17β-oestradiol has been shown to protect females from beta cell death and hyperglycaemia via oestrogen receptor α (ERα) [34‐36]. In our model, ERα protein abundance was higher in female offspring of obese dams (p < 0.05) (Fig. 7a). Furthermore, expression of cleaved (activated) caspase-3, the key mediator of the apoptotic cascade in mammalian cells [37] was decreased (p < 0.05) in these offspring (Fig. 7b). In contrast, cleaved caspase-3 abundance and Casp3 mRNA expression were increased in male offspring of obese dams (p < 0.05) (Fig. 7b, c).

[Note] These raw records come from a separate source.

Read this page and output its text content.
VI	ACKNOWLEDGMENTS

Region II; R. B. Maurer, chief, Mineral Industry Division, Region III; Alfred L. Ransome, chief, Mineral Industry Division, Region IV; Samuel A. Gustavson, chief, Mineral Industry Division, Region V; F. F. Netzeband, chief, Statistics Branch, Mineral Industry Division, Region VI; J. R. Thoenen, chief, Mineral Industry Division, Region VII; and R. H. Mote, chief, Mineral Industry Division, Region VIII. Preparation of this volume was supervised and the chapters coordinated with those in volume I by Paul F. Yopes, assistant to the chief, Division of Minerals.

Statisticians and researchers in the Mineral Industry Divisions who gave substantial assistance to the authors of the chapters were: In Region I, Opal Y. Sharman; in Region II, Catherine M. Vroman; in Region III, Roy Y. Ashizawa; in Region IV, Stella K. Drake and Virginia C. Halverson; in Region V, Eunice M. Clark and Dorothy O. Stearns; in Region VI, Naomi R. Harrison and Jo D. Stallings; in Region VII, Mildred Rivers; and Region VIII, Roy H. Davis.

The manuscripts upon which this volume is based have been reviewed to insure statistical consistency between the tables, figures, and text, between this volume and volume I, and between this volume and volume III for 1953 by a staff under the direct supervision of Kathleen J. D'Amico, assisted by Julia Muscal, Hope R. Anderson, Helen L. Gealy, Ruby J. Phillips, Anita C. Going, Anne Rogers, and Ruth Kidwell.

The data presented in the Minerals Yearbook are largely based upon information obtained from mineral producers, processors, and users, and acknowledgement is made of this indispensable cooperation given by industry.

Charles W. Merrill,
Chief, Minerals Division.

The mitochondrial phenotype in this study prompted us to investigate whether the mitochondrial intrinsic apoptosis pathway could be contributing to changes in caspase-3 activity. mRNA expression of Casp9, the initiator caspase involved in this pathway, was higher in male offspring of obese dams (p < 0.05) (Fig. 7d). Furthermore, the ratio of pro-apoptotic BAX to anti-apoptotic Bcl-2, which can profoundly influence the ability of a cell to respond to an apoptotic signal [38], was lower in female offspring of obese dams (p < 0.05) (Fig. 7e). This suggests a downregulation of the mitochondrial apoptosis pathway in these offspring. There were no differences in protein levels of BAX and Bcl-2 between offspring of maternal diet groups (ESM Fig. 4a, b).